Ilford Wargames Group
Cluster Map Items
Systems come in groups that are near each other in space (but still a long way apart). These groups are convenient units for mapping.
A system consists of a number of components that are very close together - generally so close that it is feasible (but not always immediately practical) to move (or communicate) from one component to another through normal space.
Systems are generally found in normal space, but may be found in a nebula of some form or other. Similarly, the field-space around and within a system is generally of normal field-viscosity, but there are areas where the field-viscosity is lower or higher making use of stardrives based on drive fields more of less effective.
System components are a series of regions in space bound by a single star (or very closely orbiting pair of stars) or by the presence of a set of nearby stargates (see Nexii below).
Stars and their ilk are the centrepiece of a system component.
These are the rare examples of forming stars. As they are not stars, they are never the primary focus for a system and are not connected, on their own, into the network of stargates. They may be connected via a nearby partner star. They only form in the middle of young nebulae.
Young Stellar Objects
These are also the rare thing of a forming star, but have started stellar fusion and are thus potentially connected to the stargate network. They tend to have gates that are abnormal by the standards of normal stars. Their gates may be attached to particularly narrow links, or scatter their users across a considerable area when arriving.
Stars and Brown Dwarves
Most stars in the stargate network are main-sequence stars, although some older star types (Giants, etc.) may also be found. Not every star has a stargate. Brown Dwarves are included here because those of spectral types "M" or "L" can have stargates in the own right.
There are 3 forms of remnant that may appear in the stargate network - never alone for they are no longer fusing and thus are no longer able to hold stargates.

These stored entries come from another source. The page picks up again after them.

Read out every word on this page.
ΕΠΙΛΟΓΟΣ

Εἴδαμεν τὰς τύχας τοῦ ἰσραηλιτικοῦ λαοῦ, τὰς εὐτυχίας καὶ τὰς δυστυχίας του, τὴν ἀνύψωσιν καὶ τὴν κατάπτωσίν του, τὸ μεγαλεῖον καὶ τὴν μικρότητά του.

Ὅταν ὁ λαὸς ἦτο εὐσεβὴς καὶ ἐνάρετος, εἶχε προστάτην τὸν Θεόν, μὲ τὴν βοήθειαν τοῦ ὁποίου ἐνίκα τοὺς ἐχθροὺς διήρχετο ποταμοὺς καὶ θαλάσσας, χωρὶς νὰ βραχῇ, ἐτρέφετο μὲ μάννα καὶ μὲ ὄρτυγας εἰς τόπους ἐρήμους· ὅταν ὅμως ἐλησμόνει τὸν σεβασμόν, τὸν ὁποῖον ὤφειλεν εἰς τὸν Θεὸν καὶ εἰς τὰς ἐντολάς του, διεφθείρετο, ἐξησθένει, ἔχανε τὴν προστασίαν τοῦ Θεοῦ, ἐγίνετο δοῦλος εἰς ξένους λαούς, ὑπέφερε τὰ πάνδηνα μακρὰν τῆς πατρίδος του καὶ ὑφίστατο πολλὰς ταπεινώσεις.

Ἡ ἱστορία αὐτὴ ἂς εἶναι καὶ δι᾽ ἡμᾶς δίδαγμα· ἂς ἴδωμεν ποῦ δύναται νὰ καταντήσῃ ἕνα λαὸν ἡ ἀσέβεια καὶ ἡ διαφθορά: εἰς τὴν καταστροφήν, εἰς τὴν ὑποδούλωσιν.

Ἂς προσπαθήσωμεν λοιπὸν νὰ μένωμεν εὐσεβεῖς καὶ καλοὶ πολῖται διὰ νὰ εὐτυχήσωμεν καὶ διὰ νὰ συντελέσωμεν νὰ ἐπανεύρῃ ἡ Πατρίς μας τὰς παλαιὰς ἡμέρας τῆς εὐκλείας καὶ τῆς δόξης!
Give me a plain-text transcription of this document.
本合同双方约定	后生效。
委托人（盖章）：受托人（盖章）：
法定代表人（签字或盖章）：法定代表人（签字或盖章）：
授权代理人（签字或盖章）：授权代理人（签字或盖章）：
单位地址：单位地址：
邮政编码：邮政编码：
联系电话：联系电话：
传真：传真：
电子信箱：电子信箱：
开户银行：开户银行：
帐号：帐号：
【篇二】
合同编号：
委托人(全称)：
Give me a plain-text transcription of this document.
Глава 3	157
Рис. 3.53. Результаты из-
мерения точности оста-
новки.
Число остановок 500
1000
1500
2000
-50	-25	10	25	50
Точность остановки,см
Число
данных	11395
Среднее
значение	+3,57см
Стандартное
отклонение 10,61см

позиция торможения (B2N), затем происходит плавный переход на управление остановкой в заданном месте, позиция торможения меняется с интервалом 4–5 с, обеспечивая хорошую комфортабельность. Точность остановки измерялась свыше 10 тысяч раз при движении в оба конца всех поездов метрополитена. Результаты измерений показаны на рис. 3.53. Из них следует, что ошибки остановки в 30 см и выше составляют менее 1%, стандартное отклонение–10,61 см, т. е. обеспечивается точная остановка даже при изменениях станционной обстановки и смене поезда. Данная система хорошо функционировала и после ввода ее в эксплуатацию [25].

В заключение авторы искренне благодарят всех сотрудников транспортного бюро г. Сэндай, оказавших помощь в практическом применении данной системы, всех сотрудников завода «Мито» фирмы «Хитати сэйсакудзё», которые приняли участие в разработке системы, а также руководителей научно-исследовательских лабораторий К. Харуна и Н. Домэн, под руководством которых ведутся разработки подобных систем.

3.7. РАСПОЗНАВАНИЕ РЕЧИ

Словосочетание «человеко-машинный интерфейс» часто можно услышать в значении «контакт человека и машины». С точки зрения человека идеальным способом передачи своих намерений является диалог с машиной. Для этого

These types (White Dwarves, Neutron Stars and Black Holes) have one thing in common - as you approach the space around them slowly bends and it is possible to get sufficiently close that the drive systems on your craft will never get you out again!
A system components with no central stellar object are called called a Nexus. Theories exist that these are what is left after a star has become a remnant of some form or other, and that these are (slowly) evaporating. All that remains are a series of stargates in space that are close to each other and (often) not much else.
Giant and Sub-Giant Planets
These intermediate sized objects are of not much commercial use being too inhospitable to land on.
Very Hot Bodies
Any body that is this warm is too hot to sustain a colony and is thus not of any use other than as cover.
Other Planets, Moons, Trojans or Embedded Asteroids
These planets are those capable of sustaining settlements. Planets orbit a star; moons orbit a planet; trojans are small bodies that orbit a star 60 degrees ahead of or behind another (usually giant or sub-giant) body; and Embedded Asteroids are larger lumps of rock that orbit insides Belts.
Belts and Rings
These are regions of space that entirely encircle a stellar object (or planet) that are full of small rocks, dust, gas or plasma. Only Asteroid Belts may be considered as potential colonies.
Clusters and Clouds
These are small areas of space that contain small rocks, dust, gas or plasma. They are usually Trojan to some giant planet, tailing from some planet (as its atmosphere boils off) or as transient features blown off a star's surface.
A note on Gas and Plasma
The presence of Gas and Plasma is of little commercial value, but can degrade sensor, weapon and shield performance.
The normal field-viscosity of space may, in patches, change and drive performance alter as a result. These areas are invisible but can be detected by science instruments or by trial and error.
Gates that allow entrance to the links hyperspace between between stars are invisible but can be found by specialist mapping instruments. These gates come in various varieties by the ease of visiblity (e.g. Beacon, Open, etc.), by the ability to use them (True, False), or by the scattering effect that occurs on exit compared to entrance (Standard, Offset or Scattered).
Except for a Nexus, all gates are assumed to be associated with actively fusing Stars or Brown Dwarves (See notes above).
The links between stars operate from one gate to another with the gates usually in different systems. Gates within a system appear to be rare and only operable where system components are widely separated or where the system is relatively new. (Or possibly they are common but embedded deep in the system's stars)
Links vary by the volume of traffic that may pass safely in a given time period; by the effects observed when the link capacity is exceeded; by the time the transiting ship feels the transit took; and by the time outside observers thought it took. Theoretical physicists think other variables may exist, but they (as yet) have no evidence of these in practice.
Planetary Map Items
Planetary maps are drawn at a scale of 1 planetary hex (pH) = 1000km.